We could get carried away with period-specific ranges, but it seems reasonable to me we could set liberal limits for all periods where all temps need to be > 5 degrees and < 40 degrees. Do you agree?

Code
sites %>%
  ggplot(aes(x = sdate, y = temp, color = as.factor(period))) + 
  geom_point() + 
  facet_wrap(~year, scales = 'free') +
  labs(x = 'Sampling start date',
       y = 'Temperature (C)',
       color = 'Sampling period',
       title = 'Temperature outliers')

Secchi

Do these seem ok to you?

Code
sites %>%
  ggplot(aes(x = stratum, y = secchi, color = as.factor(year))) +
  geom_jitter(height = 0) +
  facet_wrap(~pool) +
  labs(x = 'Stratum', y = 'Secchi depth (cm)', color = 'Year')

Depth

Again, these seem reasonable.

Code
sites %>%
  ggplot(aes(x = stratum, y = depth, color = as.factor(pool))) +
  geom_jitter(height = 0) +
  labs(x = 'Stratum', y = 'Depth (m)', color = 'Pool')

Current

These seem good, too.

Code
sites %>%
  ggplot(aes(x = stratum, y = current, color = as.factor(year))) +
  geom_jitter(height = 0) +
  facet_wrap(~pool) +
  labs(x = 'Stratum', y = 'Current (units?)', color = 'Year')

Catch

I’ll let you be the judge of this. Some really high catches for CNCF and SMBF. Do you think these are outliers worth a second look in the data?

Code
nonzero_data %>%
  left_join(sites %>% select(pool, year, barcode)) %>%
  ggplot(aes(x = fishcode, y = total_catch, shape = as.factor(pool), color = as.factor(year))) +
  geom_point(alpha = .8) +
  labs(x = 'Species', y = 'Catch in each barcode', shape = 'Pool', color = 'Year') +
  theme_bw() +
  theme(axis.text.x = element_text(angle = 90)) 

Action Items

Sam, please get back to me about the following action items:

  • Confirm character string values for length and weight should be overwritten as NA

  • Decide if we want to ignore all length/weight data, or perform outlier detection/removal workflow a la MAM.
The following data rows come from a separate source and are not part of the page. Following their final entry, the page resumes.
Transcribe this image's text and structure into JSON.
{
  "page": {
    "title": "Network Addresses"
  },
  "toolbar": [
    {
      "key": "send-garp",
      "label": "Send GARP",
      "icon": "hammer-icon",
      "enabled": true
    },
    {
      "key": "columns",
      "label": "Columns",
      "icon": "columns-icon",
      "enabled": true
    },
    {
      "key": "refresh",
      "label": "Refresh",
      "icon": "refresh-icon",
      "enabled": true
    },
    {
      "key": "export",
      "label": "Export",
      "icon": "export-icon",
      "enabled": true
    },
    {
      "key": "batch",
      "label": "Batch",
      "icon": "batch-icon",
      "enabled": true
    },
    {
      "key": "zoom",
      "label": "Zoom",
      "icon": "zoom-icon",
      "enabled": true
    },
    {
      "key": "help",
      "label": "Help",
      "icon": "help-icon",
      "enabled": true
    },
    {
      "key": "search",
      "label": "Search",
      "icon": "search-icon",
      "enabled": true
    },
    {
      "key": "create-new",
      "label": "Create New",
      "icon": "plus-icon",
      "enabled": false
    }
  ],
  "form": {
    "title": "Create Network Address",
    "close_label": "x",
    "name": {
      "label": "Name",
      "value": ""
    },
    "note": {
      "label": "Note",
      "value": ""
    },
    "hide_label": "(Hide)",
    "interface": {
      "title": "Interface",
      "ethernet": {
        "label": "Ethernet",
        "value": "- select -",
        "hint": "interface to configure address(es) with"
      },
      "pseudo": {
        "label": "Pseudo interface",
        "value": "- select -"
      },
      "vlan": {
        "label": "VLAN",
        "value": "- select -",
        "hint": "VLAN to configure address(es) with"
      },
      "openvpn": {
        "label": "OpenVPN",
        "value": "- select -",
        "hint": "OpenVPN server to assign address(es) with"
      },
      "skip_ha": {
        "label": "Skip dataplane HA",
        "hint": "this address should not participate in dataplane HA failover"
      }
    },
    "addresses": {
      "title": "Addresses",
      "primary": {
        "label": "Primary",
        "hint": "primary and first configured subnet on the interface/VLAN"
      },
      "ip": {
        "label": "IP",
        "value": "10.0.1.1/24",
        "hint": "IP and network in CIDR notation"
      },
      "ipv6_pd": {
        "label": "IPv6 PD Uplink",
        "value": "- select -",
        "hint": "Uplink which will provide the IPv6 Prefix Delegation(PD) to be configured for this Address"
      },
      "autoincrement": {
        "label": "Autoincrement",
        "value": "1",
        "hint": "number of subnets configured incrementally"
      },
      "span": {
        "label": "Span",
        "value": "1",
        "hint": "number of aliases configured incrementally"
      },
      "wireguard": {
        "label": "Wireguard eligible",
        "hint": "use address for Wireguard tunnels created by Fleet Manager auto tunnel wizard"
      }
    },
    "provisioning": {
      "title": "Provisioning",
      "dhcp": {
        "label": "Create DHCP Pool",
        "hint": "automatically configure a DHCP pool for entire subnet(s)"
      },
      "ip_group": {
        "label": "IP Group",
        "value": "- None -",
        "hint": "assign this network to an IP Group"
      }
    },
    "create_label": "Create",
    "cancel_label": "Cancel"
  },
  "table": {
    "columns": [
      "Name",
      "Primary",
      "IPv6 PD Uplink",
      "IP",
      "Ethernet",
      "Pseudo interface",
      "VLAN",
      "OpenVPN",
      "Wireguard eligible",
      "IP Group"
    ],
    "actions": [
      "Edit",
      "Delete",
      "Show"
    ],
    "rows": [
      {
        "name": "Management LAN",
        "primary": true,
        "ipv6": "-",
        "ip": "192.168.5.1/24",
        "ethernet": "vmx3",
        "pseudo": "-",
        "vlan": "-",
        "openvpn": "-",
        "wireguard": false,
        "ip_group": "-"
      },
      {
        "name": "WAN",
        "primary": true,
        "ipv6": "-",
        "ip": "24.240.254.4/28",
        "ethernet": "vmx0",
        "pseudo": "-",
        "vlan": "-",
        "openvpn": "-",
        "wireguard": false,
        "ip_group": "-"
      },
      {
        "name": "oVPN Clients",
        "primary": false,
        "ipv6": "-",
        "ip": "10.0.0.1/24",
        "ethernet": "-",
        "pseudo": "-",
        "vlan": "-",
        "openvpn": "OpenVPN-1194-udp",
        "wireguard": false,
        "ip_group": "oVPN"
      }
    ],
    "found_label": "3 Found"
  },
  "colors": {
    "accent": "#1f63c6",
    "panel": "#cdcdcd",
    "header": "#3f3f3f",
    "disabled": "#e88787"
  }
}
  • Identify cause and correction for each set of duplicate site-level records.

  • Decide if the low levels of ‘missing-ness’ are acceptable, or if we want to go back to paper data sheets to fill in any gaps.

  • Apply boundaries for reasonable ranges of continuous variables. So far, it seems temperature may be the only variable needing attention, but I’d like your input on the others, especially catch.